Dalam salah satu videonya, Ferry mengungkapkan ia memiliki hubungan dengan siniar “Close the Door” dalam bentuk kemitraan profesional berbasis kepemilikan yang menjunjung kebebasan berekspresi dan tidak dibatasi oleh aturan editorial satu arah. Ferry menjelaskan bahwa siniar tersebut dibangun berdasarkan dua kepemilikan, artinya ia adalah salah satu pemilik atau mitra strategis dalam proyek tersebut bersama pihak lain, yang diduga merujuk pada Deddy Corbuzier sebagai figur utama dari “Close the Door”.

Ferry menegaskan bahwa ia tidak terikat kontrak editorial atau dibayar secara rutin—tidak menerima gaji bulanan, tidak dibayar per konten, dan tidak dimodali untuk produksi. Kerja sama yang terjalin bersifat setara. Sejak awal, Ferry sudah menyampaikan kemungkinan akan adanya perbedaan pandangan ekstrem di masa depan, termasuk kemungkinan ia mengkritik langsung mitranya tersebut. Dalam hal ini, Ferry menyatakan bahwa pihak lain menghargai dan menyepakati kondisi tersebut, dan hingga saat ini tidak ada komitmen yang dilanggar.

Aktivisme
Ferry dikenal sebagai sosok yang vokal terhadap transparansi dan etika dalam dunia digital. Ia pernah melaporkan influencer yang mempromosikan judi online. Di samping itu, ia aktif menyoroti praktik-praktik tidak etis seperti fake giveaway dan klaim penghasilan palsu dari konten kreator lain.[9] Selain menjadi konten kreator, Ferry juga dikenal sebagai penganut Stoikisme sejak 2017 dan terus membagikan pemikiran-pemikiran filosofis tersebut dalam kontennya. Ia juga seorang seniman musik yang pernah mengikuti festival band di Jambi.

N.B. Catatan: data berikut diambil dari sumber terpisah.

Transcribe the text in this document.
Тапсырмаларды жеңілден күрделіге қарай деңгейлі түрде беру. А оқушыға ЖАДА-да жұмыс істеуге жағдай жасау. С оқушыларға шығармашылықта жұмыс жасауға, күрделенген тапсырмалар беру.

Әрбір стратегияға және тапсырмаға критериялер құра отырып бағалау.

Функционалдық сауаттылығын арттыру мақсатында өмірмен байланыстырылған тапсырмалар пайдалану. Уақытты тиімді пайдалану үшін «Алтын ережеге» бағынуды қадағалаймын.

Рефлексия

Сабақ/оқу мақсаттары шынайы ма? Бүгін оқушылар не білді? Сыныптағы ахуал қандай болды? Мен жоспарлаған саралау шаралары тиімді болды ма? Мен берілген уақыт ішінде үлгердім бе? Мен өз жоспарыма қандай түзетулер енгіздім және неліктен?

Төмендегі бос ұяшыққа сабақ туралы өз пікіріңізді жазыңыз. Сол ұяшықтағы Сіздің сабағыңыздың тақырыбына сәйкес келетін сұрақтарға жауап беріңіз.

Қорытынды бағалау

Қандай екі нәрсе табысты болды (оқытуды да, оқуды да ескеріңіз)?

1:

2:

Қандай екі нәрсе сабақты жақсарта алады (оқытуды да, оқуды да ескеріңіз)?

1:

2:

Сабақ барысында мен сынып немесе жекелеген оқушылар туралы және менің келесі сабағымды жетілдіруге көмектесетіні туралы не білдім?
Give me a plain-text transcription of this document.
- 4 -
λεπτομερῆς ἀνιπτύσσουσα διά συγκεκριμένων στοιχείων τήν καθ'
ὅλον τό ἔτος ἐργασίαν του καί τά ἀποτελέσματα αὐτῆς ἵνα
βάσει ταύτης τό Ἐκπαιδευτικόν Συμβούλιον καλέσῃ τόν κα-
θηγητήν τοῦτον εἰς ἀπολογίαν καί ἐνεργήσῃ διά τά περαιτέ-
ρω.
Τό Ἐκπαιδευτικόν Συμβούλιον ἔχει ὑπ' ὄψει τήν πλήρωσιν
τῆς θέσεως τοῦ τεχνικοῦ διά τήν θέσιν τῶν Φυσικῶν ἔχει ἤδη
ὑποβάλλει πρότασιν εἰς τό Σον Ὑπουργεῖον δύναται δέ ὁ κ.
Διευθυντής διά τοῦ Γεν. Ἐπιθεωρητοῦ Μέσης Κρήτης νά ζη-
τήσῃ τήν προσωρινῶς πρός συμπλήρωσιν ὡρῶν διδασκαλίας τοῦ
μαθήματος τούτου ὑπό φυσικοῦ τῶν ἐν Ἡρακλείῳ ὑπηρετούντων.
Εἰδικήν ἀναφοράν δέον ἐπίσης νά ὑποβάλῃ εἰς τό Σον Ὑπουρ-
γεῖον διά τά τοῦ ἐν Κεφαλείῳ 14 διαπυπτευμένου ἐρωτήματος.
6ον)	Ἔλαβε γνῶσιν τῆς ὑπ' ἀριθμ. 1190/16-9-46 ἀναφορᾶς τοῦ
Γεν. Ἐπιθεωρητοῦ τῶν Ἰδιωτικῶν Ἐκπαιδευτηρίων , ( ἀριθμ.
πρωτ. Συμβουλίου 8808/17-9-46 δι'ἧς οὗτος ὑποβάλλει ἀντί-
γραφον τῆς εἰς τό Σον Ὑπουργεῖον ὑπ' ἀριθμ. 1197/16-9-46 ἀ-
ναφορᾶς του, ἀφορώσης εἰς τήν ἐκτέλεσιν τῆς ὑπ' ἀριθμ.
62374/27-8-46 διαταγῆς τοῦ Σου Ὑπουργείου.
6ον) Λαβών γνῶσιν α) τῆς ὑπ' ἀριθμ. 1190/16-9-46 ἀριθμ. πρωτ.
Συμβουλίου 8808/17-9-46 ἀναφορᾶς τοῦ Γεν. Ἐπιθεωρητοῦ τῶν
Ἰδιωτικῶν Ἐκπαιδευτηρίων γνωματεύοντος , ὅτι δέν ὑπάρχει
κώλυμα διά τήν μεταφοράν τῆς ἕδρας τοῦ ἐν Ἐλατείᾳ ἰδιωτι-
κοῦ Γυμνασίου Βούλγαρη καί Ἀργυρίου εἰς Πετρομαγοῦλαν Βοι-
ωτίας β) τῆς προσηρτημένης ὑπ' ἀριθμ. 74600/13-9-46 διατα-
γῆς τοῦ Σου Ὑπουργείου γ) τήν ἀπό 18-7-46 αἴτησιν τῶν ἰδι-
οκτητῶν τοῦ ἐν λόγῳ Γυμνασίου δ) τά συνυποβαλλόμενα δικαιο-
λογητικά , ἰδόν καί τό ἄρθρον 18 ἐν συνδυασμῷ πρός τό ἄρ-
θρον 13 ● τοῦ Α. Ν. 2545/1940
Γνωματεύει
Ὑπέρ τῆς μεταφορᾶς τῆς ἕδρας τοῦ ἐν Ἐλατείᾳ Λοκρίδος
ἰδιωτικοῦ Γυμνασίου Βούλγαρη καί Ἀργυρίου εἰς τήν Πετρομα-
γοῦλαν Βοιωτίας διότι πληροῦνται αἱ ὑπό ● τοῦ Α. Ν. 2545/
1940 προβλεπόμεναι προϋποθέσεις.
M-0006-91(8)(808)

Kritik terhadap pemerintahan Presiden Prabowo
Dalam salah satu refleksi publiknya, Ferry mengungkapkan bahwa ia pernah berdialog langsung dengan Prabowo Subianto sebelum Pemilu, di mana Prabowo dengan tegas menyatakan komitmennya terhadap supremasi sipil dan menolak gaya kepemimpinan militeristik. Ferry mengapresiasi pernyataan tersebut dan berharap, jika terpilih sebagai Presiden Indonesia, Prabowo benar-benar akan mewujudkan janji itu. Namun, setelah menjabat, Ferry mengaku melihat berbagai kebijakan dan situasi justru berlawanan dengan janji tersebut. Ia menyoroti meningkatnya keterlibatan militer dalam urusan sipil—dari pengelolaan pangan hingga orkestrasi informasi digital—yang menurutnya mengancam demokrasi dan tatanan sipil yang sehat.

Ferry mengkritisi pendekatan pemerintah yang semakin menunjukkan kecenderungan otoriter, termasuk penggunaan kekuatan militer dalam merespons demonstrasi sipil. Ia mempertanyakan logika pengerahan kekuatan militer secara besar-besaran dalam situasi damai, di tengah aksi mahasiswa yang berlangsung damai tetapi konsisten selama berhari-hari. Lebih dari itu, ia mengungkapkan kekhawatiran terhadap wacana penggunaan operasi siber oleh TNI untuk menekan opini publik yang kritis. Menurutnya, pendekatan ini merupakan solusi keliru terhadap masalah yang lebih mendasar, yakni krisis ekonomi, meningkatnya pengangguran, menurunnya daya beli, dan kian lemahnya stabilitas sosial.

Ferry menyerukan agar militer ditarik mundur dari urusan sipil dan ditempatkan kembali pada fungsinya menjaga pertahanan negara. Ia menegaskan bahwa kekuasaan sipil harus ditegakkan, dan program-program publik harus dijalankan oleh para profesional di bidangnya masing-masing.

Kritik terhadap RUU TNI
Ferry dikenal sebagai salah satu figur publik yang vokal menyuarakan kritik terhadap Undang-Undang TNI yang baru. Menurutnya, kritik ini bukan sekadar reaksi spontan, melainkan bersumber dari posisi ideologis yang sangat prinsipil. Ferry menyatakan bahwa meskipun ia bisa bersikap kompromis terhadap banyak isu, tetapi keterlibatan militer dalam urusan sipil adalah hal yang tidak dapat ditawar.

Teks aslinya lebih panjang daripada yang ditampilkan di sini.